Exposition du rendu final de fin de semestre des étudiants de première année de licence.

  • EXPOSITION / Un conte géométrique
  • 20.01.20 > 23.01.20. Rue

Le semestre 1 de la Licence offre une première approche de la discipline architecturale et de ses outils de représentation et de conception.
Le projet est abordé d’emblée dans sa complexité, entrelaçant les notions de paysage et de situation, d’usages et de rituels, de construction et de ressources, ou de temporalités, non pas par une succession de petits exercices courts, mais par une série de trois séquences articulées et permettant la maturation d’un premier projet architectural dont le rendu est exposé ici.

  • Redessin

Une première séquence de redessin d’un corpus large d’œuvres majeures ou remarquables initie une culture architecturale autant qu’elle offre les premiers outils de représentation (plan de situation, plan masse, plans, coupes, élévations et maquette). Ce travail fait l’objet d’un premier « rendu » affiché, impliquant une première approche de composition des planches exprimant les projets.

" Le voyage" d’octobre complète la culture architecturale des étudiants, et articule la séquence de redessin et l’élaboration du « récit ». Certaines visites, comme cette année les Salines d’Arc-et-Senans, la chapelle Notre-Dame du Haut à Ronchamp, le musée Bibracte ou encore le groupe scolaire Hubert Reeves à Champagnolles, font partie du corpus redessiné précédemment.

L’appréhension des architectures visitées dans leur site à l’échelle 1 participent à la constitution d’une première culture architecturale et d’un imaginaire. Les croquis et les prises de vues encadrées permettent de constituer dans le semestre «le carnet de voyage».

C’est pendant le voyage que le sujet du projet est transmis aux étudiants. Les visites des carrières (cette année Comblanchien) ou le choix des visites d’édifices en bois participent à un éclairage plus précis sur la matérialité de l’architecture et leurs liens avec leur territoire.

  • Le récit

Une seconde séquence appelée « le récit » consiste à élaborer un scénario habité. Cette année, le tableau de Edward Hopper, « People in the sun » (1960) est le point de départ du projet architectural : il s’agit d’imaginer le « hors champs » de ce tableau.

Qui sont ces gens au soleil ? Que font-ils ? D’où viennent-ils ? Ou habitent-ils ? Que sont-ils venus chercher ici ? De quoi profitent-ils, ici sur cette terrasse ? Quel est le paysage qui les accueille ? Quel est le lieu construit, ici ? …
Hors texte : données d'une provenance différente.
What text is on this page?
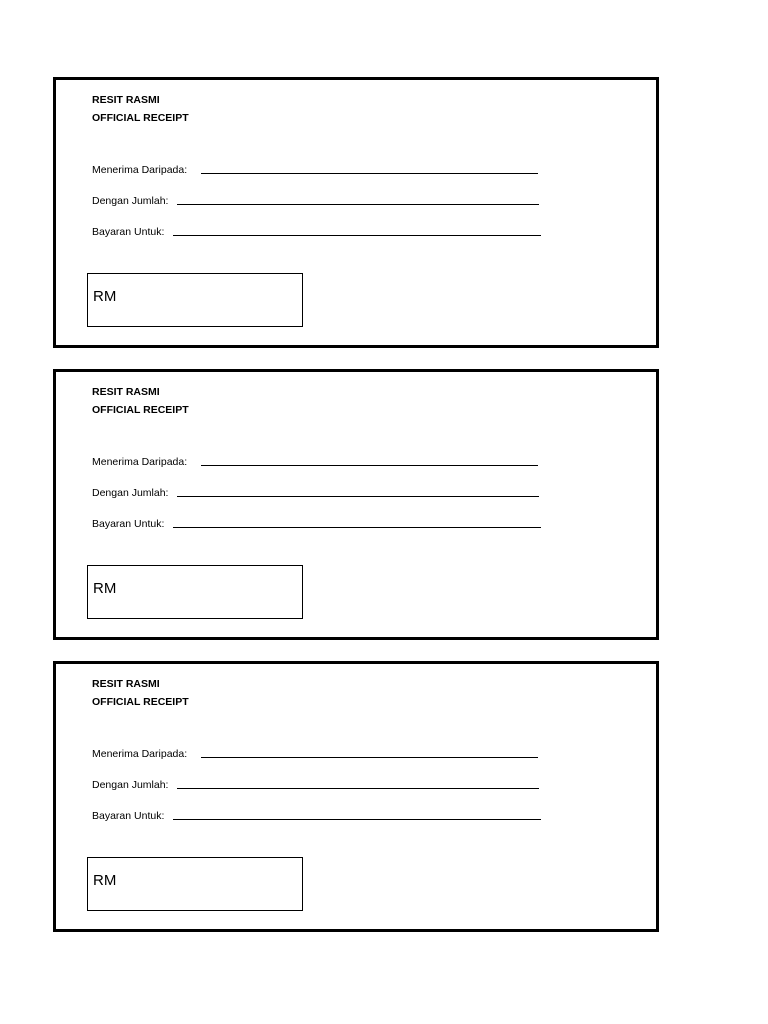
RESIT RASMI
OFFICIAL RECEIPT
Menerima Daripada:
Dengan Jumlah:
Bayaran Untuk:
RM
RESIT RASMI
OFFICIAL RECEIPT
Menerima Daripada:
Dengan Jumlah:
Bayaran Untuk:
RM
RESIT RASMI
OFFICIAL RECEIPT
Menerima Daripada:
Dengan Jumlah:
Bayaran Untuk:
RM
La pierre et le bois font partie intégrante du récit. Il s’agit de les nommer autant comme particularité du paysage que comme première approche construite.

  • Le Conte géométrique

La troisième séquence, « Le Conte géométrique » permet, séance après séance, de mener une expérimentation, allant de l’intuition à une proposition raisonnée et menant peu à peu à la constitution d’un projet, représenté à l’échelle en deux dimensions comme en maquette.

Le rapport de l’édifice au sol et au ciel, l’articulation des usages, l’organisation des vues ou de la lumière, comme la hiérarchie des épaisseurs de chaque élément de la construction, constituent ce « conte géométrique», témoin édifié du récit initial.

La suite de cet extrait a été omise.